No wind, water smooth, blue sky with wavy clouds that reminded me of what my hair looked like when I was a kid, after mom gave it a good combing. Smooth gentle waves and just a tiny curl here and there. Everything so smooth surrounding hills with steadily reddening leaves reflecting perfection. Sugar Maple Bluff with rising gold and red fire was totally Fall.
Winter birds like Horned Grebes are coming in – we saw 85 or maybe 105 today. This year’s Cliff Swallow nests formed their perfect avian city on Red Bluff. They have migrated south now, but it is always a pleasure to see them nesting where they nested before the era of bridges and propbably before humans even arrived in the Ozarks. Overhead, a kettle of Turkey Vultures and a Bald Eagle 2 or maybe 3 years old, lord of all. We flush a few ducks, but other than a few Mallards … the diving ducks are still be on the way.

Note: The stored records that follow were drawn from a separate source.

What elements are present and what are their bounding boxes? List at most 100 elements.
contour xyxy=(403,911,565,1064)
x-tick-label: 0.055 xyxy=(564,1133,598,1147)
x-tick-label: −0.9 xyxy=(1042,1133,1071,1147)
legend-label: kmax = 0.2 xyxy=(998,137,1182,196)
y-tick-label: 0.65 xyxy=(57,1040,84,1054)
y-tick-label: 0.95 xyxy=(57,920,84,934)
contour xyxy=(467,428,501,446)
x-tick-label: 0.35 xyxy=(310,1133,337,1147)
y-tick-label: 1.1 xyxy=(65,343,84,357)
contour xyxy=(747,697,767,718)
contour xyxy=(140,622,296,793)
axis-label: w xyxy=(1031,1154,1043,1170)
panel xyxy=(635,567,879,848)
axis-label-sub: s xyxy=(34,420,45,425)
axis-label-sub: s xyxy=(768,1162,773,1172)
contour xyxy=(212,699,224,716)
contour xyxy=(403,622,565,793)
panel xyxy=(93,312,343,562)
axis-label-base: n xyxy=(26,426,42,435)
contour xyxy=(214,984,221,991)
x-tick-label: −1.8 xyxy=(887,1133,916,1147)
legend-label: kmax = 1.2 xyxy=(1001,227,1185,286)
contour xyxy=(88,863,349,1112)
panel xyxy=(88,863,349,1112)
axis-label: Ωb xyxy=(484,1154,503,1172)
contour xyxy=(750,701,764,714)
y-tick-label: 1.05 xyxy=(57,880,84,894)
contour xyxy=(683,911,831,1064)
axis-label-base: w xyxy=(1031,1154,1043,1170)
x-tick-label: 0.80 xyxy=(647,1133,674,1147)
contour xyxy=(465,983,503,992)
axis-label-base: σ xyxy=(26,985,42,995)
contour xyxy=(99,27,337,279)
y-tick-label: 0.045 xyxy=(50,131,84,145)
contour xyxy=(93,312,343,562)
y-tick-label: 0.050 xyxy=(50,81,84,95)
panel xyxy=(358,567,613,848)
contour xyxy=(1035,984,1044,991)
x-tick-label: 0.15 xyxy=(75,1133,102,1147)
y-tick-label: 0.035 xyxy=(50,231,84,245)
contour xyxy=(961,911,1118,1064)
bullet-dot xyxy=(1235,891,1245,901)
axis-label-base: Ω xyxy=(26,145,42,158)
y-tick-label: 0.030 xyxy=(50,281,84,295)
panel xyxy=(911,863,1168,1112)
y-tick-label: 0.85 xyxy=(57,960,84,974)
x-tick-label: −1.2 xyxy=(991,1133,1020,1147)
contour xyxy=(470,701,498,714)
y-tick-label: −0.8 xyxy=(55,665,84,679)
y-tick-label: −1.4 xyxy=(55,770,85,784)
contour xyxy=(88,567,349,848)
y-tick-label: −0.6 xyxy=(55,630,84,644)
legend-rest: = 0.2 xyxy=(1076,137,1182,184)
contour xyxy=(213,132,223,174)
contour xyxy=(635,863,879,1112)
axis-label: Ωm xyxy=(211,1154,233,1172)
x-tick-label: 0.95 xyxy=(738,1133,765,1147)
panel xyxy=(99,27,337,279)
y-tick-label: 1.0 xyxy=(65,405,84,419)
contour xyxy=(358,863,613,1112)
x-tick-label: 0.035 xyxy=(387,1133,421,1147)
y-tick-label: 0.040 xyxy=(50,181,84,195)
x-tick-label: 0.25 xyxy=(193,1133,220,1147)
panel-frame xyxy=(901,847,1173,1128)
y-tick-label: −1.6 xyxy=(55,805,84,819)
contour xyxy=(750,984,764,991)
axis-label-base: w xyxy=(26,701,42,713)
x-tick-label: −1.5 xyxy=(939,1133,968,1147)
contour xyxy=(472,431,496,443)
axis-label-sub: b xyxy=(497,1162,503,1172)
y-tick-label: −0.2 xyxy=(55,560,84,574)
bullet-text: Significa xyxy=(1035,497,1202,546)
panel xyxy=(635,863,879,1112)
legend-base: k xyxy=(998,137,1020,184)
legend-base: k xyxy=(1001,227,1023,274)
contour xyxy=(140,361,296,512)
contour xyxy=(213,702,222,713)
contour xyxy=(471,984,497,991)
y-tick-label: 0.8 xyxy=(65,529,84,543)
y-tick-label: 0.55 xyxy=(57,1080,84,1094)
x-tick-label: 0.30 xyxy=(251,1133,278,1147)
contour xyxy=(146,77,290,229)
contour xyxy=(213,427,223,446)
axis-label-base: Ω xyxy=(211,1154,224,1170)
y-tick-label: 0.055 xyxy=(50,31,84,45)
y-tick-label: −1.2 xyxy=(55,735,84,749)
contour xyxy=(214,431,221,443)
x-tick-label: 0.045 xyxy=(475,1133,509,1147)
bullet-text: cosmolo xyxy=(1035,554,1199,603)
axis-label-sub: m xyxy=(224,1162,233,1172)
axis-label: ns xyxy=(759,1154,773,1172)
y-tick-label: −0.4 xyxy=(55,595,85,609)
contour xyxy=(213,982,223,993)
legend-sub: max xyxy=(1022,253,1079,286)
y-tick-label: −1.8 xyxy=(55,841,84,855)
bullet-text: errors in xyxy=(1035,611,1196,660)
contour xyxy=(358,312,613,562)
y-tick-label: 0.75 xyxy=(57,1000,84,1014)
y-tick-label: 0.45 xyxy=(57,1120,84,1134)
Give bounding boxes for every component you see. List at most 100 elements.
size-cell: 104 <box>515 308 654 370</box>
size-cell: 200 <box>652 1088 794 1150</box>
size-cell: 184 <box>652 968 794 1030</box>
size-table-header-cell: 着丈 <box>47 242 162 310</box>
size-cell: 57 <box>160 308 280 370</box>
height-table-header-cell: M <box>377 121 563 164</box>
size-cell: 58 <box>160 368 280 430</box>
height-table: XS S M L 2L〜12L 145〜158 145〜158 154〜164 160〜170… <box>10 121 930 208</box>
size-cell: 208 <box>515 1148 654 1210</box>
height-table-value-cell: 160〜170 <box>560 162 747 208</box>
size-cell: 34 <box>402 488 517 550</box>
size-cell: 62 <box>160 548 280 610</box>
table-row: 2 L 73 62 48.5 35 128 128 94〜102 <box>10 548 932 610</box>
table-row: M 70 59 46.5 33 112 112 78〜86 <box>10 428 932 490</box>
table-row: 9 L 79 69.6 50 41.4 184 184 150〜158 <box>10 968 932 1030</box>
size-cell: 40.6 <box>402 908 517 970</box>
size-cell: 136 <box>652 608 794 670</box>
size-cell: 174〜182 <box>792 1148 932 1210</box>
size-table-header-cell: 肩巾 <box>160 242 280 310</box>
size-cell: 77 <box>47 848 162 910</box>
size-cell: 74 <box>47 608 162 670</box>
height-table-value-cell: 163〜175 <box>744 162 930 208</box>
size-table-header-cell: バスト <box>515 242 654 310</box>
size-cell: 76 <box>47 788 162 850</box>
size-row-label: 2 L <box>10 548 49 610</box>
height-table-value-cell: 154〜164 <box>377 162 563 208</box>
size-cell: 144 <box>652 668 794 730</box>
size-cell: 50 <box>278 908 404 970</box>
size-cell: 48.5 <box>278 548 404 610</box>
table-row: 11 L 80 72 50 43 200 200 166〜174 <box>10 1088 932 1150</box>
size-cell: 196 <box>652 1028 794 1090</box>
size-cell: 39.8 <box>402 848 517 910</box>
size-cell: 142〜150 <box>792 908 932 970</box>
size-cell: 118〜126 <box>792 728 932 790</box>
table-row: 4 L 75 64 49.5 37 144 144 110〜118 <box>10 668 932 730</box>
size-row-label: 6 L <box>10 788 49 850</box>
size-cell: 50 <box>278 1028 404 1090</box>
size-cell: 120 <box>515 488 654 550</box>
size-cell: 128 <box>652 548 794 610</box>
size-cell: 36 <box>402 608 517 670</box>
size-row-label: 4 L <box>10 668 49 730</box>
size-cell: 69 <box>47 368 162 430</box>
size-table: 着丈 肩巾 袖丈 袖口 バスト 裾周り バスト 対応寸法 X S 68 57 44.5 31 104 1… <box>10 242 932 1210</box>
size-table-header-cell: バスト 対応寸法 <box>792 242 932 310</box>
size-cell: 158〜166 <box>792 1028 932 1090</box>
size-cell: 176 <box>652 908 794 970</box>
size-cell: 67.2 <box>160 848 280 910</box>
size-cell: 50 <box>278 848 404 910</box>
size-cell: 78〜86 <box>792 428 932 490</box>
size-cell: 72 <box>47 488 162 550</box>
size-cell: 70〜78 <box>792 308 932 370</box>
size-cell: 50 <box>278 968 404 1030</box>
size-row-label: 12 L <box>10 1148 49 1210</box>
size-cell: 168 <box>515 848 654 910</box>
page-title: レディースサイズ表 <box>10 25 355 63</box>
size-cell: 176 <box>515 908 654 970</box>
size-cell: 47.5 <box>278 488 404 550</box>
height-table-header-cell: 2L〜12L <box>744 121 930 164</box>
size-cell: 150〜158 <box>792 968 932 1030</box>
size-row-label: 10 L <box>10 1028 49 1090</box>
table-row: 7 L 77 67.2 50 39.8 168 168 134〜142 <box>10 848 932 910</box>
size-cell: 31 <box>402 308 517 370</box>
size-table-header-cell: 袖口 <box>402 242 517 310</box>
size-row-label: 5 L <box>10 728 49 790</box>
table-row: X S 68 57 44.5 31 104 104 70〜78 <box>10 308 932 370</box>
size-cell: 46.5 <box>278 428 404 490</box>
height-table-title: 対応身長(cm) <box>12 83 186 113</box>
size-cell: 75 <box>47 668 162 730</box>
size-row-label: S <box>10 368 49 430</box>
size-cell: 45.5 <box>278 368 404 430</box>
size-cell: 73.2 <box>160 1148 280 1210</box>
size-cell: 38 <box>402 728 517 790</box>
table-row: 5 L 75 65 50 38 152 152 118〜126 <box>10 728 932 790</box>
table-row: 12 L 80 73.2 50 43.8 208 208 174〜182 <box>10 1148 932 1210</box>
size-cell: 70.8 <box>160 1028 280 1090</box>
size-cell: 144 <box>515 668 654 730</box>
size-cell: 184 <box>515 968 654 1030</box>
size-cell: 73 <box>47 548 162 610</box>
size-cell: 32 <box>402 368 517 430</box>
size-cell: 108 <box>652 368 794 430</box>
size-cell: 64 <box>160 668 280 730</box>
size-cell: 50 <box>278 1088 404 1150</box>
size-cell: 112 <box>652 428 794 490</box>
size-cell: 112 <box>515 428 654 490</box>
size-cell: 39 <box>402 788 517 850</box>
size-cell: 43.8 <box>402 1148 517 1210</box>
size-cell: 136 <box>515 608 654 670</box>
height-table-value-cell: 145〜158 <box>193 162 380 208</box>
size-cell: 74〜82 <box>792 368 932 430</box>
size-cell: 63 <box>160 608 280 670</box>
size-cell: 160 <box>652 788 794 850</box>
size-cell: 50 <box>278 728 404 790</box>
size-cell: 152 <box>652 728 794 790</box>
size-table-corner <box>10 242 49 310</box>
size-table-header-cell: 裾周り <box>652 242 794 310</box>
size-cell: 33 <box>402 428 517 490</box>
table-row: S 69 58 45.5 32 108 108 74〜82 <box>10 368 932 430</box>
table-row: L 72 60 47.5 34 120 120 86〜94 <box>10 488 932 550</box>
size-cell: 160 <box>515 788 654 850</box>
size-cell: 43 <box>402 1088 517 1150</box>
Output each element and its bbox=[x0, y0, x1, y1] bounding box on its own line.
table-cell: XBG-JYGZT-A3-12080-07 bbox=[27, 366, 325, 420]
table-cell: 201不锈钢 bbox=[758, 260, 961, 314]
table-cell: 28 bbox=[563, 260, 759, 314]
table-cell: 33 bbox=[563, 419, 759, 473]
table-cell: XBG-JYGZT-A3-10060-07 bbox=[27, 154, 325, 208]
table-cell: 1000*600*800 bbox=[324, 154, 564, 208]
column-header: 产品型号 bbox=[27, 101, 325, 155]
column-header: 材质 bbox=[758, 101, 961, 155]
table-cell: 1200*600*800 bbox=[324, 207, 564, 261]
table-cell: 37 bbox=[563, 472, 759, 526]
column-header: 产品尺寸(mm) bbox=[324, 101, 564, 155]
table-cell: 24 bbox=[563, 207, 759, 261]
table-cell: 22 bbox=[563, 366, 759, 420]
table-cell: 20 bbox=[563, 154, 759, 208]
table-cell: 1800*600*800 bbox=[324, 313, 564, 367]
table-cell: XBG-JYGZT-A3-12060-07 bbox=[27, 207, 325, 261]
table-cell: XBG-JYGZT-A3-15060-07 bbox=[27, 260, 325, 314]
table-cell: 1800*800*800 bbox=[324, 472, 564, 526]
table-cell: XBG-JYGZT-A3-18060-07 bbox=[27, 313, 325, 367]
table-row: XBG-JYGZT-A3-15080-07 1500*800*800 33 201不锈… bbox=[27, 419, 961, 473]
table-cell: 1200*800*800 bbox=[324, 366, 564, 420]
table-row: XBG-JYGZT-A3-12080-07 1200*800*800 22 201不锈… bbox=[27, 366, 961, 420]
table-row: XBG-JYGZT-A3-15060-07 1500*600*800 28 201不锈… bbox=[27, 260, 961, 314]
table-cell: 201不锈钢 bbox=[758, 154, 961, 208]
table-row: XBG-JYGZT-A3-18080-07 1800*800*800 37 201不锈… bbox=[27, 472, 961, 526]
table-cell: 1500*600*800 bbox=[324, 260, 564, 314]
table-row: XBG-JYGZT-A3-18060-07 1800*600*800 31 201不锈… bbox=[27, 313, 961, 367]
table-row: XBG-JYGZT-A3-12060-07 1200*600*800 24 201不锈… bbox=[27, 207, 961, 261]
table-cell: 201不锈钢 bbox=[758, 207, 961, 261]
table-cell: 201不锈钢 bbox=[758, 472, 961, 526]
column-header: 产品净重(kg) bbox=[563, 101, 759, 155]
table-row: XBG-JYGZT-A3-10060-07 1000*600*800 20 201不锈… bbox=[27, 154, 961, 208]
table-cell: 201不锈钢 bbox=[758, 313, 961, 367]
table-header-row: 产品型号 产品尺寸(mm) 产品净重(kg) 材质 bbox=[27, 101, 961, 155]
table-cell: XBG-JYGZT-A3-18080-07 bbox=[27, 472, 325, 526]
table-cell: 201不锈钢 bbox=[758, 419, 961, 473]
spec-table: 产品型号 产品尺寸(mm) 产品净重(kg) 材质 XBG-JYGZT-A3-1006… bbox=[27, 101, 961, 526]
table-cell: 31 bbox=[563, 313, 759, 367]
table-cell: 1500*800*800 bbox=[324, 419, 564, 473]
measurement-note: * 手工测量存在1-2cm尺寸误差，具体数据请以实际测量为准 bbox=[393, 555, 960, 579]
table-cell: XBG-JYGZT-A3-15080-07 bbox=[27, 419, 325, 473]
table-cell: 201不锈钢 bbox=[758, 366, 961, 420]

The Beav’s widest expanse is Rocky Branch. Usually when I go birding there, I’m looking across roughly 2-miles of water towards Lost Bridge on the lake’s north side. Straining to see anything way out in the middle, a mile away. What a treat deluxe aboard Flip’s boat, out in the middle, with the water birds, with Fall-in-the-Ozarks landscape encased like jewels in grandma’s wedding ring.
It was October 31, 2025, Halloween. Nothing scary to report from our trip.